We’re trying to make an actual list of all the benefits and costs. I understand this is very specific but any information that is relevant to the decision not to sell BPA baby bottles would be useful. Thank you very much!
— Katie Carey
Editor replies: Studies have implicated bisphenol A (BPA), an estrogen-like substance, in reproductive, memory and learning disorders; cancer; obesity; and hyperactivity. I understand that resins made with BPA are less costly than alternatives used by a few canned food companies such as Eden Foods and the Hatch Chile Company, but I don’t have specific numbers. In our view, reduced cost is not an acceptable reason not to use safer compounds.
Keep printed Sound Consumer
This is in response to a letter in the March  issue (Electronic Sound Consumer?) which suggested the Sound Consumer largely cease its distribution by paper and go, for the most part, online. I’ve been a PCC member for some 20 years. The West Seattle store where I shop is an ever-evolving gift, cared for and brought to us by thoughtful hands and minds.
I diligently recycle because it is the right thing to do and because I was well-raised by well-raised parents. Yes, while we all despise the waste of wood products, there is a world of difference between mishandling a precious resource and using it thoughtfully and productively. The Sound Consumer, without doubt, rises to the latter description.
Wood products serve many fine uses. Think of the well-built wooden chair Robert Frost sat in when he wrote to us all about good fences, often made of wood, making good neighbors.
To bring my point home and I hope not too strongly, would one suggest, starting noon tomorrow, that all future editions of the Torah, Bible and Qur’an be published strictly online, and here on out never again on paper? How about a baby’s birth certificate, a thank you note, or a wedding invitation?
Supreme Court Justice Ruth Bader Ginsburg recently was at a public event reading from a hand-held ... paper ... copy of our world-envied United States Constitution.
Trees have been, are, and always will be a treasured self-renewing resource, thank goodness.
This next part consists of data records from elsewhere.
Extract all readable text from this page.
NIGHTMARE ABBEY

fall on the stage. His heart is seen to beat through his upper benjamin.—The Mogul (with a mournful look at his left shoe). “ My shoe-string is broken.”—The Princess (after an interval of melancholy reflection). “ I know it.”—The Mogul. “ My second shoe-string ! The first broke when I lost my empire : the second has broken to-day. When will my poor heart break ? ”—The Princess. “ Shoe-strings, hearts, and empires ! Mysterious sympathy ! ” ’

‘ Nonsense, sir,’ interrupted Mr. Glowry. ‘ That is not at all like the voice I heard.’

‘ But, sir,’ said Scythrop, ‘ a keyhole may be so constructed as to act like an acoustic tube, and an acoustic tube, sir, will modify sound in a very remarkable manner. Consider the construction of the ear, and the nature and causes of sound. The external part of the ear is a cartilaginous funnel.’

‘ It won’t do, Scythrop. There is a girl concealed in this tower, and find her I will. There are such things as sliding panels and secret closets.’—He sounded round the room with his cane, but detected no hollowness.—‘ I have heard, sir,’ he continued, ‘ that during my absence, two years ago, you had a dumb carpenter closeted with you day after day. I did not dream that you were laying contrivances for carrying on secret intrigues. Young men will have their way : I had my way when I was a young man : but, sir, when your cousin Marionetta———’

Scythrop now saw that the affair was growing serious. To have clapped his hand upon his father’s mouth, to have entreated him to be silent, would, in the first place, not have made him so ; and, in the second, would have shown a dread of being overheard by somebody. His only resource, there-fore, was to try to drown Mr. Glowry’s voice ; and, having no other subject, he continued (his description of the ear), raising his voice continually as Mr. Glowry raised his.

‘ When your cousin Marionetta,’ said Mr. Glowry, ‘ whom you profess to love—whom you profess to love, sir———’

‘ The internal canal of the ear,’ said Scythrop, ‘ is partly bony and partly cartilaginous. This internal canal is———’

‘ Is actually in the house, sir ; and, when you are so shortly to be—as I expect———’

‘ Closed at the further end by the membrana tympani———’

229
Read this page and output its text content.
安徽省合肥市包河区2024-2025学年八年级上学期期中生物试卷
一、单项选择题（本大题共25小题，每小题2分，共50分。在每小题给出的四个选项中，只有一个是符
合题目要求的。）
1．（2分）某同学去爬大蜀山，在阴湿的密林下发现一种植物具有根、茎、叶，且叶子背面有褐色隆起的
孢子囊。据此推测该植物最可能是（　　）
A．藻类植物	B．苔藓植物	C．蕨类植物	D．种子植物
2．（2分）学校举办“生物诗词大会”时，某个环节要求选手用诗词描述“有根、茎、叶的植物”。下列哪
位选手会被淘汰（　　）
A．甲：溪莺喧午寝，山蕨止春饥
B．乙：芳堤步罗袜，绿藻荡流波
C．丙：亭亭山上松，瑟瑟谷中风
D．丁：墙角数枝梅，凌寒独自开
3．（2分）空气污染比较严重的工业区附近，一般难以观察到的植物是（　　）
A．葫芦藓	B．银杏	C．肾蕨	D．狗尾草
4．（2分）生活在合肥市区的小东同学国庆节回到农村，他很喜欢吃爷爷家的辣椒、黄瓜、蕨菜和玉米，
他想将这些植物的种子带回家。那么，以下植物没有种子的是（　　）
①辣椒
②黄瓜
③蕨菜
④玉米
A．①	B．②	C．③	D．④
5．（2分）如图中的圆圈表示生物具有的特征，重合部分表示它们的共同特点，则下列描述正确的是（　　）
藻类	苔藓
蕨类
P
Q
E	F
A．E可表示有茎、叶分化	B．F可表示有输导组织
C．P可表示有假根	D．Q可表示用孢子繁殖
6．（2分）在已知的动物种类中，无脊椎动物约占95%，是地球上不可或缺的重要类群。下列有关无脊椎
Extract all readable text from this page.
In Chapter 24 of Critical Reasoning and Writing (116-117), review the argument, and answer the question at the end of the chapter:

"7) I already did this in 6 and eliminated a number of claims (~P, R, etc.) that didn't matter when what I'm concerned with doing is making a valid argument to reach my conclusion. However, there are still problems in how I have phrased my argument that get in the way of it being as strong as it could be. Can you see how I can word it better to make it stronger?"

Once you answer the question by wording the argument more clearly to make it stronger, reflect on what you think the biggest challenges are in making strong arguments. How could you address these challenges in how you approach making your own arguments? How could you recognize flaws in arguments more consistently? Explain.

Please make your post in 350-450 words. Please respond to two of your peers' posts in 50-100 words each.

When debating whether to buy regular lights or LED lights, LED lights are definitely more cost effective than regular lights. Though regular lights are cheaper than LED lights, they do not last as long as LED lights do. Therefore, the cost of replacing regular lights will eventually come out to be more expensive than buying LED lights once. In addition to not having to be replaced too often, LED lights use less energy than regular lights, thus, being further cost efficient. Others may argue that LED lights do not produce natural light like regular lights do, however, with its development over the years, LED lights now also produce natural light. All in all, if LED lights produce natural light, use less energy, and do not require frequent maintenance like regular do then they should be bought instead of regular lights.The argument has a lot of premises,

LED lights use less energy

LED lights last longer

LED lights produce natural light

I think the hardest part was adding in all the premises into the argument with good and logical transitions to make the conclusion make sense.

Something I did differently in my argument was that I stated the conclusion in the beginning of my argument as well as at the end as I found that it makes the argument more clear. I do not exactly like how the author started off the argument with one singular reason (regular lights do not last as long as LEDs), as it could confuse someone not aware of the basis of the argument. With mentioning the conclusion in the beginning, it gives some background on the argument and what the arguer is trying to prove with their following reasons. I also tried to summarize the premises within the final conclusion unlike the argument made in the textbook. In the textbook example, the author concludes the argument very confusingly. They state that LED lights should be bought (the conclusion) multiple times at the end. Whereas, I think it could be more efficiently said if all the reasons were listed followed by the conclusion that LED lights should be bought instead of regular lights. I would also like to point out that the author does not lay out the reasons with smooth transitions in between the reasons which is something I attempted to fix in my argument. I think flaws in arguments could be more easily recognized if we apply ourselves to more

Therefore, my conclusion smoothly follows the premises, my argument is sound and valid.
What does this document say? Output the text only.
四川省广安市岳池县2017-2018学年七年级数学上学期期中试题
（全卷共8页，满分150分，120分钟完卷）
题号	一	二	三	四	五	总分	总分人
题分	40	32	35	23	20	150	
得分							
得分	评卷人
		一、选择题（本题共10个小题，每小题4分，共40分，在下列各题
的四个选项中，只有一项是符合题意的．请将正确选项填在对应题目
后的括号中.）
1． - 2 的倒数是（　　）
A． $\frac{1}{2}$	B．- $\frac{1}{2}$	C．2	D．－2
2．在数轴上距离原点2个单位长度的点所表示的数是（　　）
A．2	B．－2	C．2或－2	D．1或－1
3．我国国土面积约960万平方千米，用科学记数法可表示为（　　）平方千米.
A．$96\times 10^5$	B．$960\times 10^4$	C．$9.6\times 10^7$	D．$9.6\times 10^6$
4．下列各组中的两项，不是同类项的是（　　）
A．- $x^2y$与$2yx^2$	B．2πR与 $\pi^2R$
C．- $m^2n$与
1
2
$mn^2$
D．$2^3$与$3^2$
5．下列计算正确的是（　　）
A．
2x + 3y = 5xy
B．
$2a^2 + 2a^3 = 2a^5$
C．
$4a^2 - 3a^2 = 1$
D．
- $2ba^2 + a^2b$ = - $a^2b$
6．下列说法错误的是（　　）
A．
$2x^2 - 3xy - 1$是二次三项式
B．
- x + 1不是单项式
To the good hands and thoughtful minds at Sound Consumer, print on!
— Mark Neuman, Seattle
Heating the home
I want to comment on a letter in the March Sound Consumer. Ms. Hake wrote that she’s “skeptical that recommendations to keep homes in the 60s all day are coming from people who actually are uncomfortable with that.” She “suspect[s] that folks who recommend setting the thermostat at 58 at night or 65 during the day are not shivering in bed at 3 a.m. or in front of their computer at 7 p.m. ...”
I’m one of those folks who keep their homes cool as a conscious decision. I run cold naturally and can blame this on my thyroid, my metabolism, but I frequently am the cold one in a room of warm people. Still, I choose to keep my home at 62 at night and 66 during at-home/awake hours. I’d like to point out that this is COLD for me and uncomfortable, but I do it to reduce my environmental impact.
In order to compensate, I wear slippers indoors all the time, layer on sweaters, and add extra blankets to my bedding. I used to sleep in sleeveless tanks but now I put long-sleeved t-shirts on over my flannel pajamas because otherwise I’d be shivering in bed. It’s not unusual for me to be at the computer at 9 p.m. with sweaters and warm socks on. I don’t wish to make anyone appear “indulgent or wasteful” but it’s worth pointing out that changing global warming and facing our energy crisis are going to require sacrifices. I think the implication that folks who keep their homes cool are doing so just because they’re hot in general is misguided.
Based on the data collected in the reader responses, I’m going to see if I can lower my evening temps even further, to the “average” 59. Maybe I could sleep with socks on?